HI! I have a problem with the battery monitor on my V5+. When the vehicle is on the ground, the calculated voltage is correct, but when arming and exceeding 20% throttle, the calculated voltage does not mark the correct voltage, it is 0.4 to 0.7v below the correct voltage.
Here are my settings:
Monitor: Analog Voltage and Current
Sensor: 8:CUAV HV PM
Ver AMP: 0: CUAV V5/Pixhawk 4 or APM1
Yes, I had the same issue. I believe it’s a design fault with the HV PM. I raised this with CUAV but they didn’t conduct any simple tests I asked for (or at least didn’t tell me the result) and wouldn’t admit it’s a design fault.
If you’re only using 3 cell then 0.6 or 0.7 is a significant voltage drop, or error in the measurement!
I added my own voltage divider circuit, 2 resistors and a small capacitor, to the battery input side before the current sense resistor (shunt) and joined it to the voltage sense wire that goes to the flight controller. I cut the voltage sense wire, leaving a small length from the HV PM connector in case I ever wished to use that output again.
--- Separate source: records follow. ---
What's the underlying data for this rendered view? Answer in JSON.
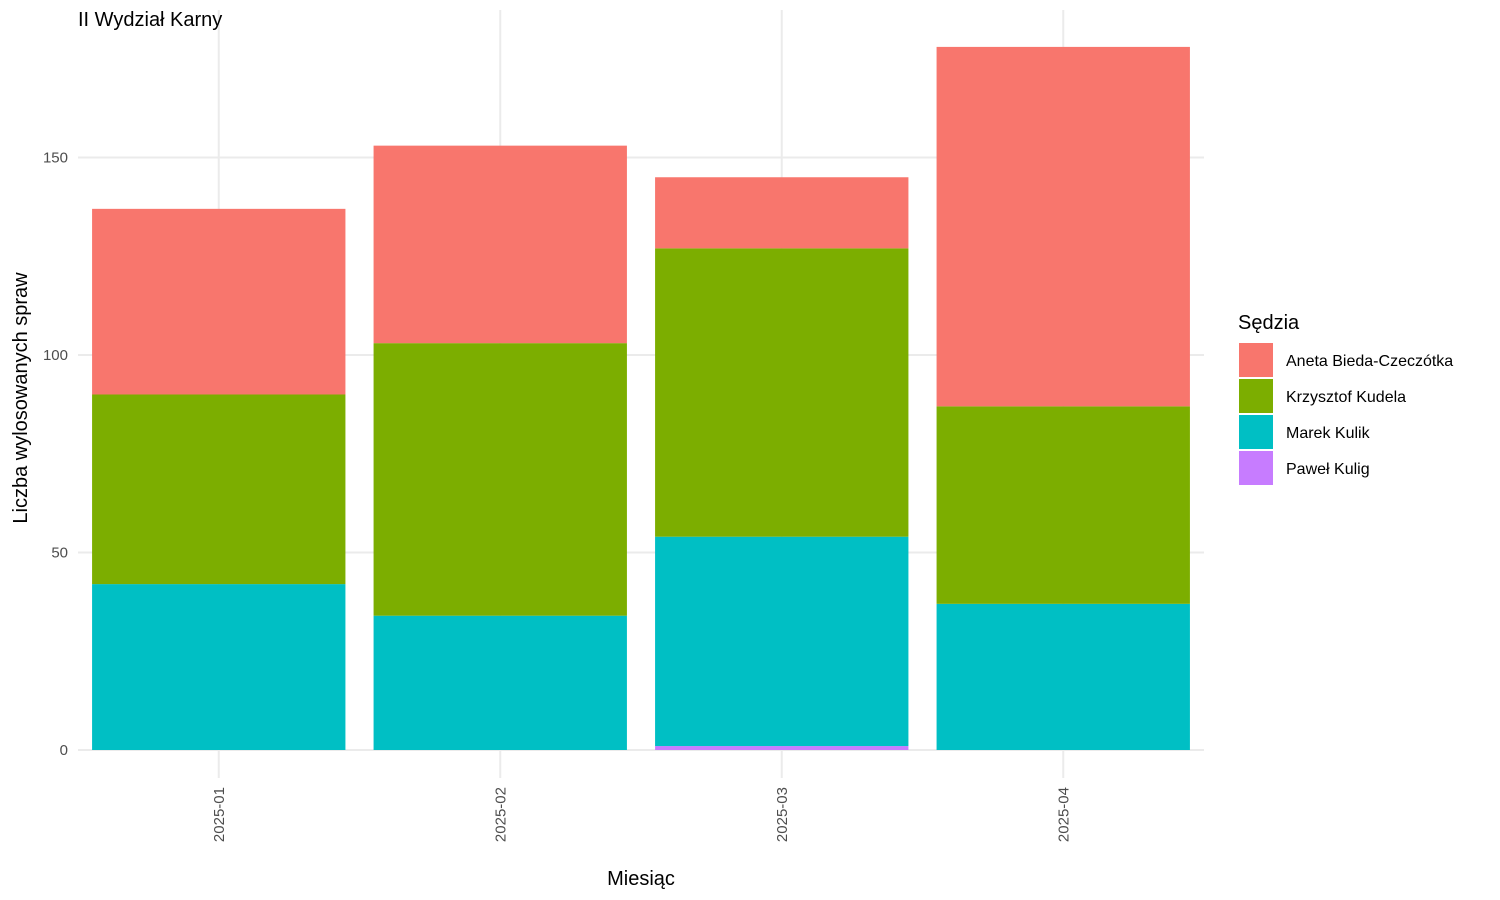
{
  "chart_data": {
    "type": "bar",
    "stacked": true,
    "title": "II Wydział Karny",
    "xlabel": "Miesiąc",
    "ylabel": "Liczba wylosowanych spraw",
    "categories": [
      "2025-01",
      "2025-02",
      "2025-03",
      "2025-04"
    ],
    "ylim": [
      0,
      185
    ],
    "yticks": [
      0,
      50,
      100,
      150
    ],
    "grid": true,
    "legend": {
      "title": "Sędzia",
      "position": "right"
    },
    "series": [
      {
        "name": "Aneta Bieda-Czeczótka",
        "color": "#F8766D",
        "values": [
          47,
          50,
          18,
          91
        ]
      },
      {
        "name": "Krzysztof Kudela",
        "color": "#7CAE00",
        "values": [
          48,
          69,
          73,
          50
        ]
      },
      {
        "name": "Marek Kulik",
        "color": "#00BFC4",
        "values": [
          42,
          34,
          53,
          37
        ]
      },
      {
        "name": "Paweł Kulig",
        "color": "#C77CFF",
        "values": [
          0,
          0,
          1,
          0
        ]
      }
    ]
  }
}
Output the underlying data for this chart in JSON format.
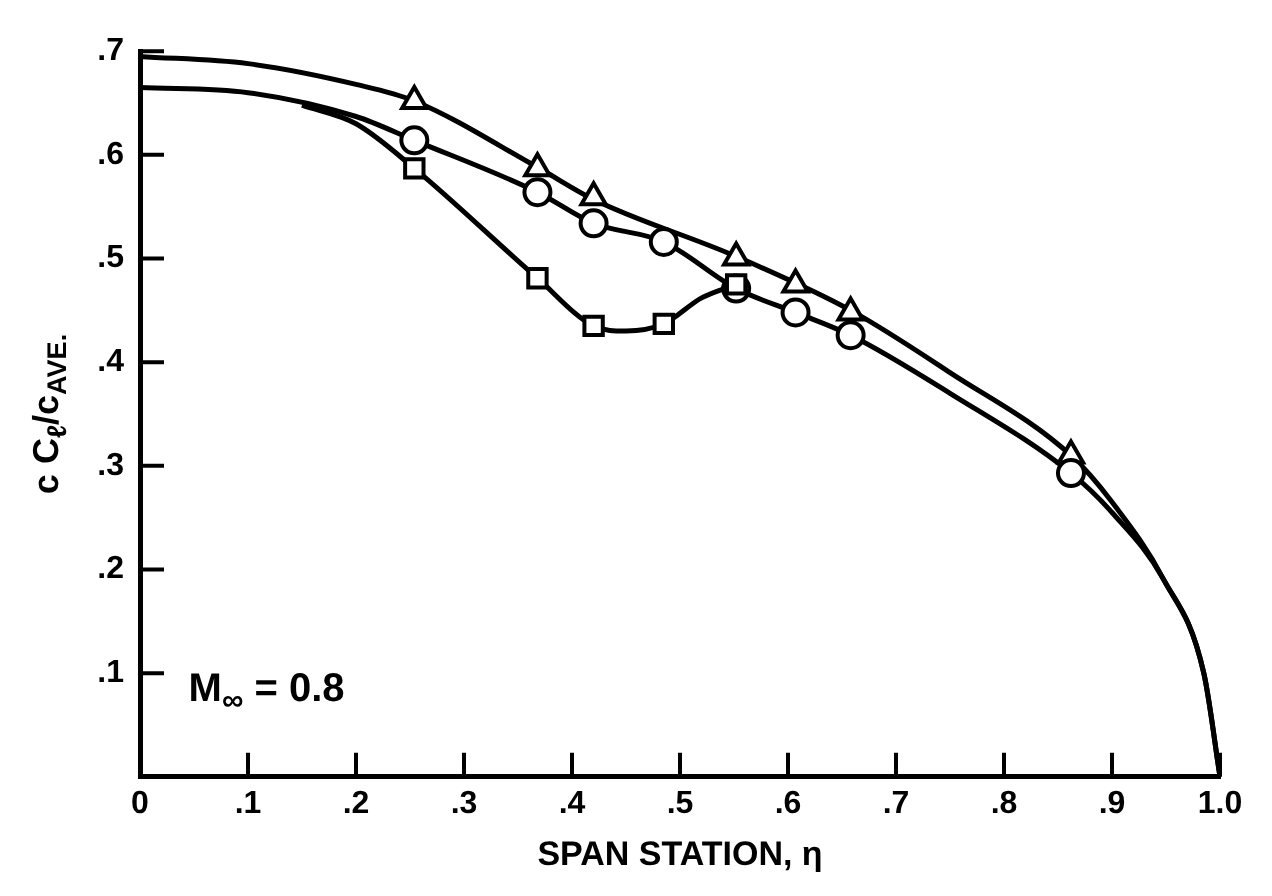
{
  "chart_data": {
    "type": "line",
    "xlabel": "SPAN STATION, η",
    "ylabel": "c C$_{ℓ}$/c$_{AVE.}$",
    "xlim": [
      0,
      1
    ],
    "ylim": [
      0,
      0.7
    ],
    "xticks": [
      0,
      {
        "value": 0.1,
        "label": ".1"
      },
      {
        "value": 0.2,
        "label": ".2"
      },
      {
        "value": 0.3,
        "label": ".3"
      },
      {
        "value": 0.4,
        "label": ".4"
      },
      {
        "value": 0.5,
        "label": ".5"
      },
      {
        "value": 0.6,
        "label": ".6"
      },
      {
        "value": 0.7,
        "label": ".7"
      },
      {
        "value": 0.8,
        "label": ".8"
      },
      {
        "value": 0.9,
        "label": ".9"
      },
      {
        "value": 1,
        "label": "1.0"
      }
    ],
    "yticks": [
      {
        "value": 0,
        "label": null
      },
      {
        "value": 0.1,
        "label": ".1"
      },
      {
        "value": 0.2,
        "label": ".2"
      },
      {
        "value": 0.3,
        "label": ".3"
      },
      {
        "value": 0.4,
        "label": ".4"
      },
      {
        "value": 0.5,
        "label": ".5"
      },
      {
        "value": 0.6,
        "label": ".6"
      },
      {
        "value": 0.7,
        "label": ".7"
      }
    ],
    "grid": false,
    "legend": false,
    "annotations": [
      "M$_{∞}$ = 0.8"
    ],
    "series": [
      {
        "marker": "none",
        "line_style": "solid",
        "color": "#000000",
        "x": [
          0,
          0.1,
          0.2,
          0.254,
          0.368,
          0.42,
          0.552,
          0.658,
          0.75,
          0.862,
          0.9,
          0.948,
          0.985,
          1
        ],
        "values": [
          0.695,
          0.688,
          0.668,
          0.652,
          0.588,
          0.557,
          0.502,
          0.45,
          0.39,
          0.31,
          0.265,
          0.19,
          0.1,
          0
        ]
      },
      {
        "marker": "none",
        "line_style": "solid",
        "color": "#000000",
        "x": [
          0,
          0.1,
          0.2,
          0.254,
          0.368,
          0.42,
          0.485,
          0.552,
          0.607,
          0.658,
          0.75,
          0.862,
          0.9,
          0.948,
          0.985,
          1
        ],
        "values": [
          0.665,
          0.66,
          0.637,
          0.614,
          0.564,
          0.534,
          0.516,
          0.471,
          0.448,
          0.426,
          0.37,
          0.293,
          0.255,
          0.19,
          0.1,
          0
        ]
      },
      {
        "marker": "none",
        "line_style": "solid",
        "color": "#000000",
        "x": [
          0.15,
          0.2,
          0.254,
          0.368,
          0.42,
          0.45,
          0.485,
          0.52,
          0.552
        ],
        "values": [
          0.648,
          0.63,
          0.587,
          0.481,
          0.435,
          0.43,
          0.437,
          0.462,
          0.475
        ]
      },
      {
        "type": "scatter",
        "marker": "triangle",
        "color": "#000000",
        "x": [
          0.254,
          0.368,
          0.42,
          0.552,
          0.607,
          0.658,
          0.862
        ],
        "values": [
          0.652,
          0.587,
          0.559,
          0.501,
          0.475,
          0.448,
          0.31
        ]
      },
      {
        "type": "scatter",
        "marker": "circle",
        "color": "#000000",
        "x": [
          0.254,
          0.368,
          0.42,
          0.485,
          0.552,
          0.607,
          0.658,
          0.862
        ],
        "values": [
          0.614,
          0.564,
          0.534,
          0.516,
          0.471,
          0.448,
          0.426,
          0.293
        ]
      },
      {
        "type": "scatter",
        "marker": "square",
        "color": "#000000",
        "x": [
          0.254,
          0.368,
          0.42,
          0.485,
          0.552
        ],
        "values": [
          0.587,
          0.481,
          0.435,
          0.437,
          0.475
        ]
      }
    ]
  }
}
You can use the same resistor values and layout as the original 3DR pixhawk voltage divider, or choose your own value resistors to suit your battery voltage range. The vsense input to the flight controllers has a maximum input of 3.3 volts.
R1=13.7k, R2=1.5k, C2=0.1uF In this pic “C_IN” is the battery B+ input, and “V_BATT” is the scaled voltage sense wire to the flight controller. It’s important to use metal film 1% resistors.
With my custom voltage divider, I’m using BATT_VOLT_MULT,5.644802
The current measurement setting is BATT_AMP_PERVLT,25.68 derived from bench testing and flights
I’m not sure what you mean.
But anyway, here’s a graph I did at the time showing the CUAV HV PM battery voltage output (blue) versus the output from the custom voltage divider (green)
You can see the voltages are almost identical when at rest, and the green trace is the true battery voltage under load. I had the custom voltage divider connected to the secondary Power input so both could be logged at the same time.
Now we have the custom voltage divider “wired in” so it’s output goes to the standard power port on the flight controller, along with the +5 and current sense from the HV PM, and I’ve supplied the amps per volt value that I use.
Hi @xfacta. I assembled the circuit using the same components you indicated and got a good result, now my V5 + is measuring the battery voltage correctly.